Stylist shares eerie taleIndicating that they are relying heavily on previously introduced evidence and testimony in the first phase of the trial, prosecutors only called six witnesses Monday morning during the punishment phase of the trial. One of those witnesses was Elvira Griffin, an Oklahoma City hair stylist who said she had an eerie encounter with Underwood less than a week before the murder.

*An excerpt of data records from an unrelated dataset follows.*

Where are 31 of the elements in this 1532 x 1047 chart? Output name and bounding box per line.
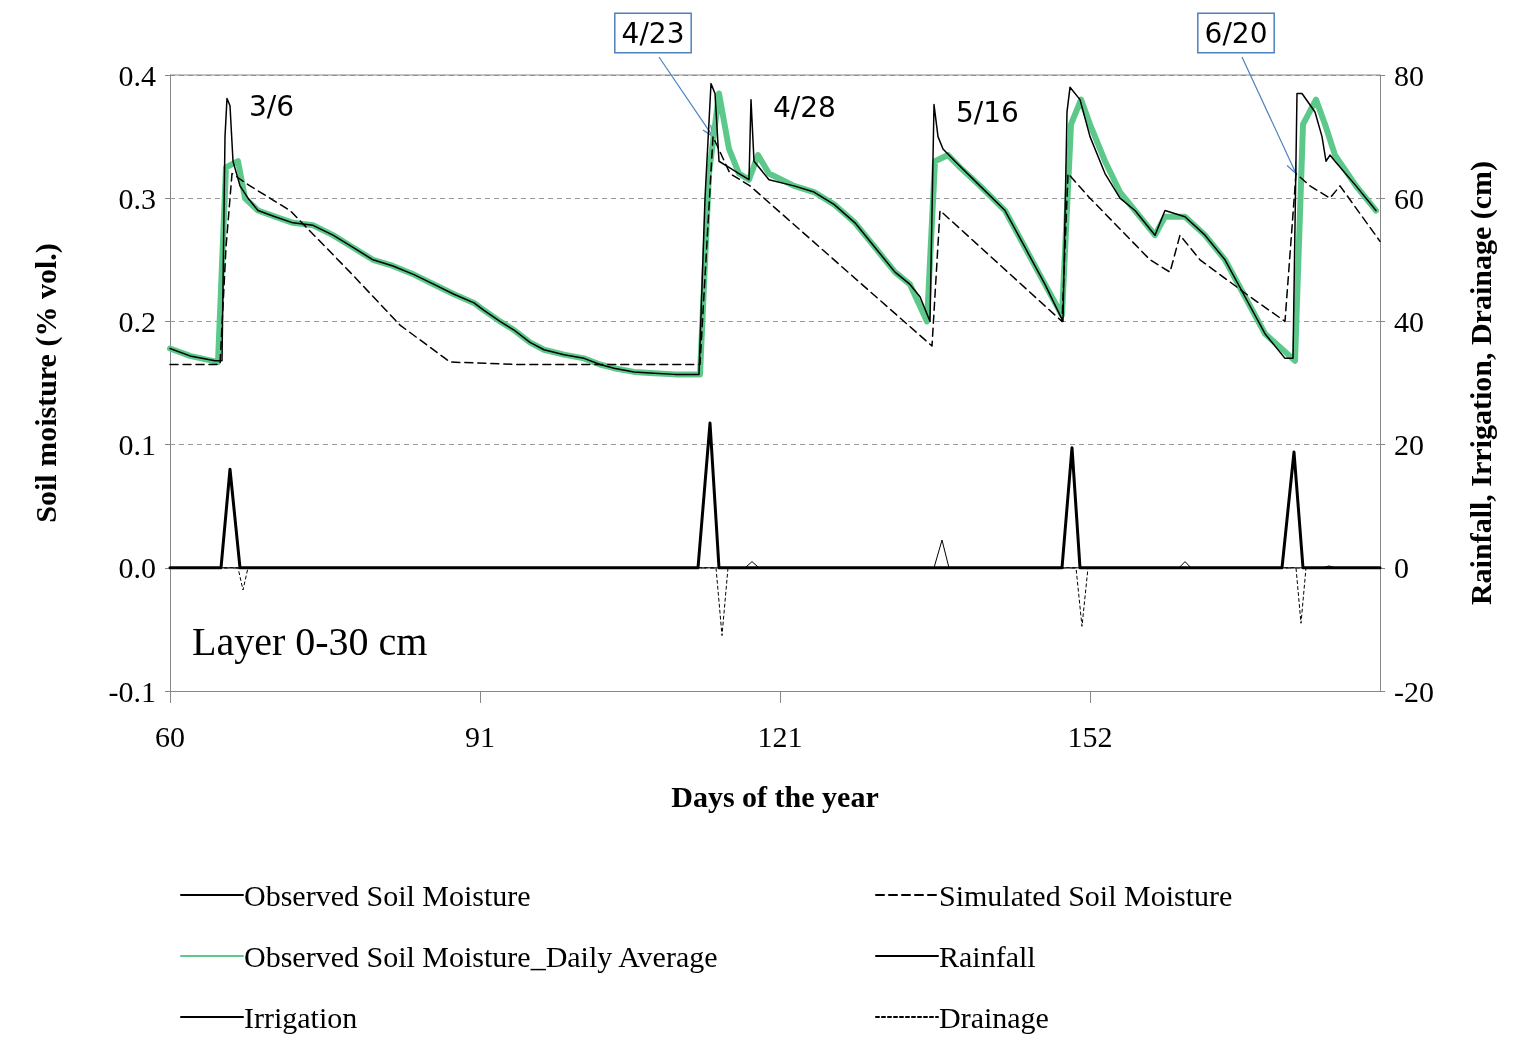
- y-tick-label: 0.1: [118, 428, 156, 462]
- annotation: 3/6: [249, 89, 295, 123]
- y2-tick-label: 40: [1394, 304, 1424, 338]
- annotation: 5/16: [956, 96, 1019, 130]
- y2-tick-label: 0: [1394, 551, 1409, 585]
- y2-tick-label: -20: [1394, 674, 1434, 708]
- y-tick-label: 0.3: [118, 181, 156, 215]
- y-tick-label: 0.4: [118, 58, 156, 92]
- x-axis-title: Days of the year: [671, 779, 879, 813]
- x-tick-label: 121: [757, 719, 803, 753]
- y2-axis-title: Rainfall, Irrigation, Drainage (cm): [1463, 160, 1498, 606]
- legend-label: Observed Soil Moisture_Daily Average: [244, 939, 718, 973]
- y-tick-label: 0.0: [118, 551, 156, 585]
- legend-label: Rainfall: [939, 939, 1036, 973]
- legend-label: Irrigation: [244, 1000, 358, 1034]
- annotation: 4/23: [621, 16, 685, 50]
- annotation: 4/28: [773, 91, 836, 125]
- x-tick-label: 60: [155, 719, 185, 753]
- y-tick-label: 0.2: [118, 304, 156, 338]
- annotation: Layer 0-30 cm: [192, 618, 428, 664]
- legend-label: Observed Soil Moisture: [244, 878, 531, 912]
- x-tick-label: 91: [465, 719, 495, 753]
- y-tick-label: -0.1: [108, 674, 156, 708]
- y2-tick-label: 60: [1394, 181, 1424, 215]
- x-tick-label: 152: [1067, 719, 1113, 753]
- annotation: 6/20: [1204, 16, 1268, 50]
- legend-label: Drainage: [939, 1000, 1049, 1034]
- y2-tick-label: 80: [1394, 58, 1424, 92]
- legend-label: Simulated Soil Moisture: [939, 878, 1233, 912]
- y2-tick-label: 20: [1394, 428, 1424, 462]
- y-axis-title: Soil moisture (% vol.): [28, 243, 63, 523]
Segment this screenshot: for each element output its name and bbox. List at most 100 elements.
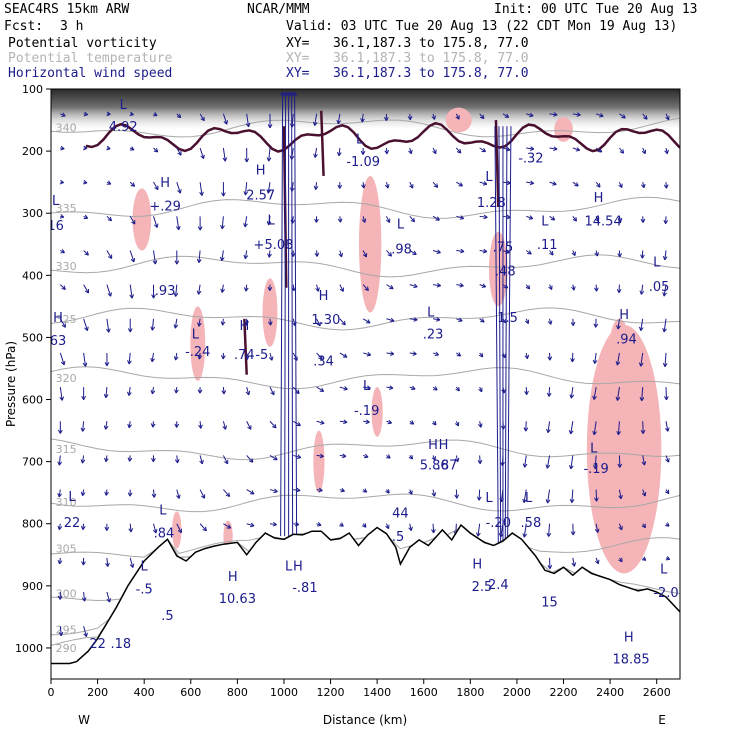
wind-vector (570, 455, 574, 470)
wind-vector-head (248, 458, 254, 463)
wind-vector-head (361, 184, 366, 189)
wind-vector-head (479, 114, 485, 120)
wind-vector (547, 421, 551, 433)
extremum-label: H (428, 438, 438, 453)
wind-vector-head (81, 561, 86, 566)
wind-vector (246, 386, 250, 395)
wind-vector-head (618, 525, 623, 531)
wind-vector (640, 318, 644, 331)
extremum-label: L (285, 559, 293, 574)
wind-vector (432, 489, 435, 497)
terrain-line (51, 523, 681, 665)
wind-vector-head (570, 358, 575, 363)
extremum-label: -.19 (583, 462, 608, 477)
wind-vector-head (455, 115, 460, 120)
wind-vector-head (343, 419, 348, 425)
wind-vector (269, 318, 272, 326)
wind-vector-head (663, 219, 669, 224)
wind-vector-head (408, 526, 413, 531)
wind-vector (386, 352, 394, 355)
wind-vector-head (199, 459, 204, 465)
wind-vector (526, 181, 534, 184)
wind-vector (409, 352, 417, 355)
wind-vector (572, 557, 575, 567)
wind-vector-head (504, 113, 510, 118)
x-tick-label: 1600 (410, 686, 438, 699)
wind-vector-head (386, 218, 391, 223)
extremum-label: -.19 (354, 404, 379, 419)
wind-vector (549, 113, 558, 116)
wind-vector-head (221, 390, 227, 395)
wind-vector-head (572, 217, 578, 222)
extremum-label: 15 (541, 595, 558, 610)
wind-vector (59, 318, 66, 328)
wind-vector-head (436, 282, 441, 288)
theta-contour-line (51, 196, 680, 219)
tropopause-shading (51, 89, 680, 130)
extremum-label: -.20 (486, 516, 511, 531)
extremum-label: .94 (616, 333, 637, 348)
wind-vector (81, 455, 85, 464)
wind-vector (339, 284, 344, 292)
forecast-hours: 3 h (60, 19, 84, 34)
extremum-label: L (653, 256, 661, 271)
wind-vector-head (592, 430, 597, 436)
extremum-label: 1.28 (477, 196, 506, 211)
extremum-label: 14.54 (585, 215, 622, 230)
wind-vector-head (177, 151, 182, 156)
wind-vector-head (643, 115, 648, 120)
wind-vector (456, 181, 463, 187)
wind-vector (571, 489, 574, 503)
wind-vector-head (413, 317, 418, 322)
pv-shade-blob (610, 318, 629, 369)
extremum-label: .58 (521, 516, 542, 531)
wind-vector (663, 318, 667, 333)
init-time: Init: 00 UTC Tue 20 Aug 13 (494, 2, 698, 17)
extremum-label: .05 (649, 280, 670, 295)
extremum-label: L (427, 305, 435, 320)
wind-vector-head (57, 595, 63, 600)
x-tick-label: 1800 (456, 686, 484, 699)
wind-vector-head (454, 457, 460, 463)
wind-vector-head (273, 488, 278, 494)
wind-vector-head (84, 326, 89, 331)
wind-vector (642, 113, 648, 120)
wind-vector-head (244, 355, 250, 360)
extremum-label: -5 (255, 348, 268, 363)
extremum-label: H (293, 559, 303, 574)
pv-contour-line (85, 121, 680, 153)
extremum-label: -.81 (292, 581, 317, 596)
wind-vector-head (152, 529, 158, 534)
field-pv-name: Potential vorticity (8, 36, 157, 51)
extremum-label: 18.85 (612, 652, 649, 667)
extremum-label: .18 (111, 637, 132, 652)
wind-vector-head (548, 285, 553, 290)
wind-vector-head (83, 145, 88, 151)
extremum-label: .74 (234, 348, 255, 363)
wind-vector (663, 284, 667, 297)
wind-vector-head (245, 122, 251, 128)
wind-vector-head (592, 359, 598, 364)
wind-vector-head (478, 352, 484, 358)
wind-vector-head (221, 192, 226, 197)
wind-vector (456, 249, 465, 253)
extremum-label: .48 (495, 264, 516, 279)
wind-vector (570, 421, 574, 435)
wind-vector (478, 489, 481, 501)
wind-vector-head (175, 225, 181, 231)
wind-vector-head (360, 118, 365, 123)
wind-vector-head (662, 328, 667, 333)
wind-vector-head (127, 457, 133, 462)
wind-vector-head (664, 149, 669, 155)
wind-vector (291, 92, 294, 537)
field-pv-xy: XY= 36.1,187.3 to 175.8, 77.0 (286, 36, 529, 51)
wind-vector (83, 318, 88, 331)
wind-vector (618, 523, 623, 531)
wind-vector-head (61, 323, 66, 328)
extremum-label: .87 (437, 459, 458, 474)
extremum-label: L (525, 491, 533, 506)
wind-vector-head (131, 220, 136, 225)
extremum-label: 16 (47, 219, 64, 234)
wind-vector-head (319, 453, 324, 459)
wind-vector (479, 284, 486, 288)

Griffin testified that Underwood came into where she worked and made a comment about her son's 1-year-old birthday picture. "He said it was child pornography because you can't show little girl's nipples,” Griffin said. After explaining that the photo was of a boy, in which his nipples were not even visible, Griffin said the conversation turned to serial killers, and Underwood asked if she knew how to cook organs. After hearing the man's name on the news the next week, Griffin said she called police. The state rested after Jamie's mother and father told jurors what their lives had been like since they lost their daughter, and asked the jury to apply the death penalty. "I was and still am completely lost without her,” Curtis Bolin testified. "There are times I don't know what I'm gonna do. All my life was dedicated to raising her.” Jennifer Fox, Jamie's mother, said she hasn't been able to work since Jamie was killed. "I don't have my little girl anymore,” she told jurors. In order to convince the jury that the death penalty is appropriate, Assistant District Attorney Susan Caswell said the state carries the burden of showing that the murder of Jamie was "heinous, atrocious or cruel,” and that Underwood poses a continuing threat to society. "It's a burden we gladly accept,” Caswell said.